Insegurança e indigência política apontam para a porta de saída, embora a decisão de ir em definitivo doa.
Luce Pereira (texto)
Editoria de arte (imagem)
Sou viajante de corpo e alma. Minha melhor terapia, a que produz melhores resultados, sempre foi fazer as malas e pegar a estrada, um navio ou um avião (sim, porque, a irresponsabilidade política, no Brasil, acabou com os trens). Cada viagem foi feita sob inspiração da ideia de beber o mundo e voltar para casa sonhando com o tempo em que também teremos qualidade de vida, segurança (sobretudo), ruas bem pavimentadas, espaços públicos criados para o cidadão se refazer da carga diária de estresse e incertezas acerca do futuro. Afora o choque inicial de se deparar com contraste tão gritante entre o que existe noutros lugares e o que não muda aqui, retornar nunca deixou de ser agradável, porque, afinal, ninguém é turista o tempo inteiro e a rotina em horas assim deixa de ser assustadora e corrosiva. Mas, infelizmente, tudo tem mudado numa velocidade tão vertiginosa – e para muito pior – que é impossível continuar a mesma viajante. Passamos a dormir e acordar num mar de dúvidas, enquanto apenas uma certeza vai ganhando forma: talvez a próxima viagem seja apenas de ida.
Uso o plural porque o sentimento é partilhado com um número surpreendente de pessoas que têm as mesmas expectativas e ideias sobre a vida, todas afetadas pela indigência política capaz de transformar a arte de sobreviver na mais desafiadora das tarefas. Trocando em miúdos: nunca vi tanta gente falando em ir morar fora, queimando neurônios para descobrir uma maneira de ao menos passar alguns anos em outro país, lá sentindo a alegria de poder viver as ruas sem a sombra aterradora da violência “no varejo”. Sim, ainda que o terror se encarregue de ameaçar a paz, do outro lado do oceano, e seja argumento recorrente contra a ideia de uma vida sossegada em lugares do mundo “desenvolvido”. Na cabeça do brasileiro comum que pensa em mudar de endereço persiste apenas o sonho de poder sair de casa, pegar um transporte público seguro, pontual, limpo e confortável, desfrutar de uma cidade com serviços funcionando bem, dispor de espaços agradáveis ao ar livre e com razoável oferta de lazer, o que necessariamente não implica em desembolso de quantias significativas. Há um número satisfatório de eventos e atrações culturais gratuitos.

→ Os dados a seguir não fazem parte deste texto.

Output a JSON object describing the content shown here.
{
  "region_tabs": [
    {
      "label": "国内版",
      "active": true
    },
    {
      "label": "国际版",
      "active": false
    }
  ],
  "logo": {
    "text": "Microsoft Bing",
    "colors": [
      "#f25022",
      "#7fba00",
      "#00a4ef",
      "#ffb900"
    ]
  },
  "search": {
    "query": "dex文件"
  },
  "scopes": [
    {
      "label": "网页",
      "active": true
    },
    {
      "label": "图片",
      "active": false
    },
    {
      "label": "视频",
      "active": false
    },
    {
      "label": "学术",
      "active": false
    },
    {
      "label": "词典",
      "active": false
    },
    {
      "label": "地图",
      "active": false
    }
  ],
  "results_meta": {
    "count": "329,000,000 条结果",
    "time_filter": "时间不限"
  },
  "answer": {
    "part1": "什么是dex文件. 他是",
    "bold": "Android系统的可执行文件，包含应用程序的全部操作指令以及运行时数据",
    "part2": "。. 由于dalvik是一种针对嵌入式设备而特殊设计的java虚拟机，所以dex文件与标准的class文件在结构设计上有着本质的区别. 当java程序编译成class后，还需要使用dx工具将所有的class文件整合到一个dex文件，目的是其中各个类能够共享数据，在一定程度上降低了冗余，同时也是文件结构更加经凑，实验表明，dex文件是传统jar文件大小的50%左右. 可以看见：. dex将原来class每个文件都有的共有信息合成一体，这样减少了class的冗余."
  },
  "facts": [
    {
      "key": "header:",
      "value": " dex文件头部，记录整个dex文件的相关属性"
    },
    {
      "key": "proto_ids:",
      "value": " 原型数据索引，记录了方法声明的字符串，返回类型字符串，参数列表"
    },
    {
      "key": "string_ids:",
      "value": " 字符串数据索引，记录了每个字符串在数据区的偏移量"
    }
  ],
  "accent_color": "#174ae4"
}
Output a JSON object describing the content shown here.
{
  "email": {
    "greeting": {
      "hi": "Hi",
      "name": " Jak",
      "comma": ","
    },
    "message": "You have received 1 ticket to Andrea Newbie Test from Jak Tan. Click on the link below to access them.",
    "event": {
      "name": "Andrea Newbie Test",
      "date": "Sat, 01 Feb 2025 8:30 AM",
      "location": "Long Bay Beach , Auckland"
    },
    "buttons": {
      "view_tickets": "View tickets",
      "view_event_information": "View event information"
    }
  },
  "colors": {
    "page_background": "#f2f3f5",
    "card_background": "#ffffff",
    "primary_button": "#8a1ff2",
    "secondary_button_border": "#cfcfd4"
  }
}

Nos tempos atuais, nem mesmo a praia, espaço mais democrático, consegue ser unanimidade em termos de lazer, porque assaltos e arrastões passaram a fazer parte dos riscos iminentes. Nesta semana, a propósito do próximo feriado gordo, um amigo confidenciava, em tom melancólico: “Que saudade dos 7 de setembro em que o ‘patriotismo’ começava o dia descansando nas areias da Praia de Boa Viagem e depois saía para uma tarde de conversas moles em algum bar da orla. Já penso seriamente que, talvez, esteja na hora de mudar de ares”. Concordei, com a tristeza que ainda me cabe. Quinta-feira, mais provável é que a maioria resolva pegar a estrada (ou um avião) na esperança de passar três dias serenados, sem a angústia de se ver entre a vida e a possibilidade de perdê-la para uma guerra tão estúpida. De fato, estamos todos saudosos de sossego, que, no Brasil, nunca existiu em medida desejável, mas nunca foi tão precário; nunca praticamente obrigando a uma clausura compulsória, dessas que lembram condenados cumprindo pena domiciliar.
Repito que sou viajante de corpo e alma, porém, agora, sem garantia nenhuma de voltar para casa com o velho sentimento de recomeço movido a comparações e sonhos. Já parecem inúteis. Posso ter me transformado numa viajante sem a velha ilusão de que a qualquer tempo passaria a viver em um país no qual já não encontrasse motivo para querer me ausentar. “Mas a vida é real e de viés”, como diz a música, o que sugere reflexão e calma. No mínimo. De toda forma, as malas continuam a um canto, como prontas para qualquer escolha, a qualquer tempo. Ainda nos cabe decidir.